Wave-like Dark Matter

Wave-like dark matter is a class of hypothetical new fundamental particles, which could make up dark matter (DM) and have mass of less than about 1eV. This light mass gives those particles macroscopic de Broglie wavelengths. The most prominent example for wave-like DM is the QCD axion, which would also explain why the neutron electric dipole moment is vanishingly small and conserves charge-conjugation-parity symmetry astonishingly well. While the axion mass is unknown over orders of magnitude, typical axion masses are around the μeV range, corresponding to ~km de Broglie wavelengths. Detecting wave-like dark matter therefore requires vastly different technology compared to much heavier particle-like dark matter. Wave-like DM searches exploit the weak coupling of the DM field to the standard model. Axions, for example, can convert to photons under a strong magnetic field.
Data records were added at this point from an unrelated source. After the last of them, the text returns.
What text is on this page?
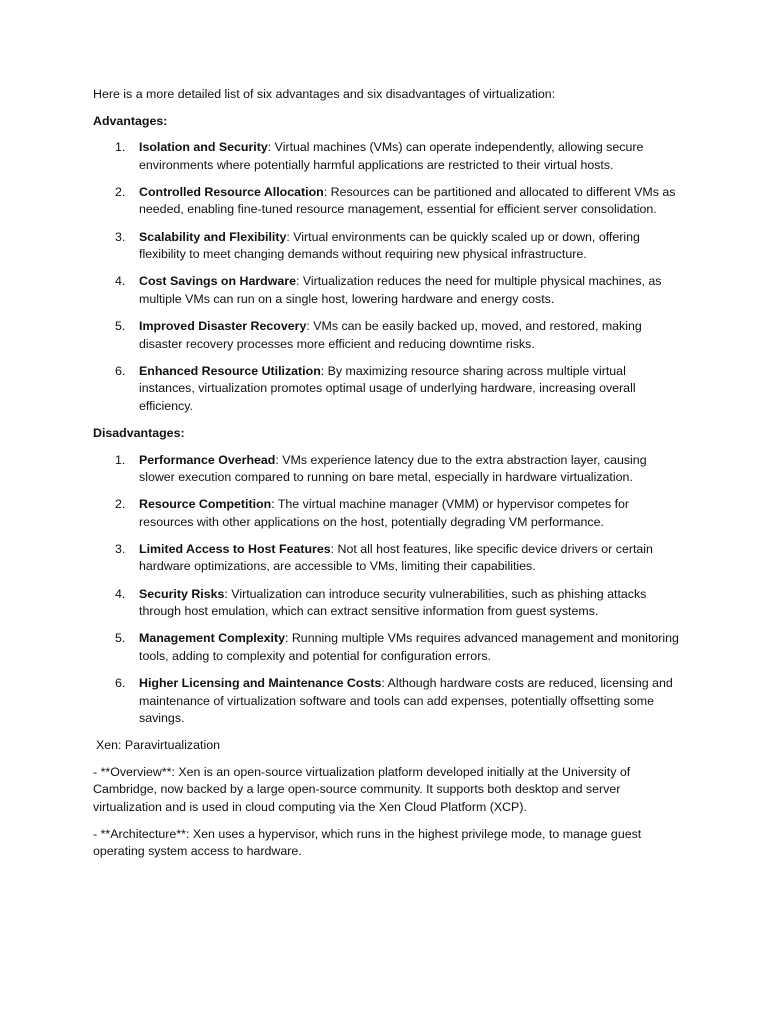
Here is a more detailed list of six advantages and six disadvantages of virtualization:

Advantages:

1. Isolation and Security: Virtual machines (VMs) can operate independently, allowing secure environments where potentially harmful applications are restricted to their virtual hosts.
2. Controlled Resource Allocation: Resources can be partitioned and allocated to different VMs as needed, enabling fine-tuned resource management, essential for efficient server consolidation.
3. Scalability and Flexibility: Virtual environments can be quickly scaled up or down, offering flexibility to meet changing demands without requiring new physical infrastructure.
4. Cost Savings on Hardware: Virtualization reduces the need for multiple physical machines, as multiple VMs can run on a single host, lowering hardware and energy costs.
5. Improved Disaster Recovery: VMs can be easily backed up, moved, and restored, making disaster recovery processes more efficient and reducing downtime risks.
6. Enhanced Resource Utilization: By maximizing resource sharing across multiple virtual instances, virtualization promotes optimal usage of underlying hardware, increasing overall efficiency.

Disadvantages:

1. Performance Overhead: VMs experience latency due to the extra abstraction layer, causing slower execution compared to running on bare metal, especially in hardware virtualization.
2. Resource Competition: The virtual machine manager (VMM) or hypervisor competes for resources with other applications on the host, potentially degrading VM performance.
3. Limited Access to Host Features: Not all host features, like specific device drivers or certain hardware optimizations, are accessible to VMs, limiting their capabilities.
4. Security Risks: Virtualization can introduce security vulnerabilities, such as phishing attacks through host emulation, which can extract sensitive information from guest systems.
5. Management Complexity: Running multiple VMs requires advanced management and monitoring tools, adding to complexity and potential for configuration errors.
6. Higher Licensing and Maintenance Costs: Although hardware costs are reduced, licensing and maintenance of virtualization software and tools can add expenses, potentially offsetting some savings.

Xen: Paravirtualization

- **Overview**: Xen is an open-source virtualization platform developed initially at the University of Cambridge, now backed by a large open-source community. It supports both desktop and server virtualization and is used in cloud computing via the Xen Cloud Platform (XCP).

- **Architecture**: Xen uses a hypervisor, which runs in the highest privilege mode, to manage guest operating system access to hardware.
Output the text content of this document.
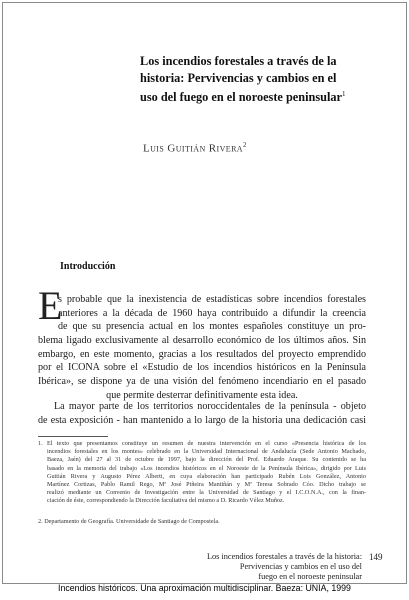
Los incendios forestales a través de la
historia: Pervivencias y cambios en el
uso del fuego en el noroeste peninsular$^1$
Luis Guitián Rivera$^2$
Introducción
E
s probable que la inexistencia de estadísticas sobre incendios forestales
anteriores a la década de 1960 haya contribuido a difundir la creencia
de que su presencia actual en los montes españoles constituye un pro-
blema ligado exclusivamente al desarrollo económico de los últimos años. Sin
embargo, en este momento, gracias a los resultados del proyecto emprendido
por el ICONA sobre el «Estudio de los incendios históricos en la Península
Ibérica», se dispone ya de una visión del fenómeno incendiario en el pasado
que permite desterrar definitivamente esta idea.
La mayor parte de los territorios noroccidentales de la península - objeto
de esta exposición - han mantenido a lo largo de la historia una dedicación casi
1. El texto que presentamos constituye un resumen de nuestra intervención en el curso «Presencia histórica de los
incendios forestales en los montes» celebrado en la Universidad Internacional de Andalucía (Sede Antonio Machado,
Baeza, Jaén) del 27 al 31 de octubre de 1997, bajo la dirección del Prof. Eduardo Araque. Su contenido se ha
basado en la memoria del trabajo «Los incendios históricos en el Noroeste de la Península Ibérica», dirigido por Luis
Guitián Rivera y Augusto Pérez Alberti, en cuya elaboración han participado Rubén Lois González, Antonio
Martínez Cortizas, Pablo Ramil Rego, Mª José Piñeira Mantiñán y Mª Teresa Sobrado Cóo. Dicho trabajo se
realizó mediante un Convenio de Investigación entre la Universidad de Santiago y el I.C.O.N.A., con la finan-
ciación de éste, correspondiendo la Dirección facultativa del mismo a D. Ricardo Vélez Muñoz.
2. Departamento de Geografía. Universidade de Santiago de Compostela.
Los incendios forestales a través de la historia:
Pervivencias y cambios en el uso del
fuego en el noroeste peninsular
149
Incendios históricos. Una aproximación multidisciplinar. Baeza: UNIA, 1999
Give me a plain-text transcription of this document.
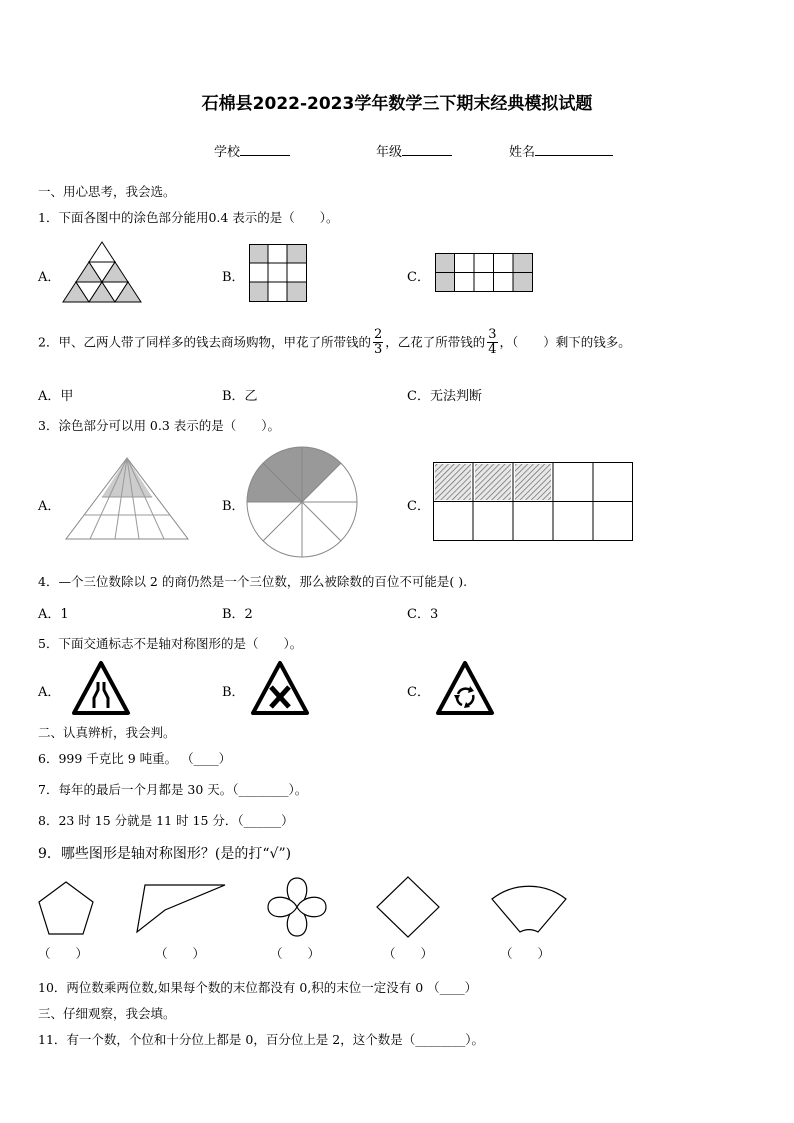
石棉县2022-2023学年数学三下期末经典模拟试题
学校	年级	姓名
一、用心思考，我会选。
1．下面各图中的涂色部分能用0.4 表示的是（　　）。
A．	B．	C．
2．甲、乙两人带了同样多的钱去商场购物，甲花了所带钱的 $\frac{2}{3}$ ，乙花了所带钱的 $\frac{3}{4}$ ，（　　）剩下的钱多。
A．甲	B．乙	C．无法判断
3．涂色部分可以用 0.3 表示的是（　　）。
A．	B．	C．
4．—个三位数除以 2 的商仍然是一个三位数，那么被除数的百位不可能是( ).
A．1	B．2	C．3
5．下面交通标志不是轴对称图形的是（　　）。
A．	B．	C．
二、认真辨析，我会判。
6．999 千克比 9 吨重。 （____）
7．每年的最后一个月都是 30 天。（________）。
8．23 时 15 分就是 11 时 15 分．（______）
9．哪些图形是轴对称图形？(是的打“√”)
（　　）	（　　）	（　　）	（　　）	（　　）
10．两位数乘两位数,如果每个数的末位都没有 0,积的末位一定没有 0 （____）
三、仔细观察，我会填。
11．有一个数，个位和十分位上都是 0，百分位上是 2，这个数是（________）。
This conversion can be resonantly enhanced in a high-Q LC circuit or resonator cavity. In this talk we will review the case for wave-like DM and outline major detection strategies. We discuss progress towards sensitivity to the most promising models. This comprises a range of innovative ideas for a wide range of wave-like DM masses. These include techniques to increase signal, e.g., with novel large volume-efficient resonants inside the world's largest magnet facilities. At the same time, we survey methods to minimize background with cutting-edge quantum sensing and single photon counting.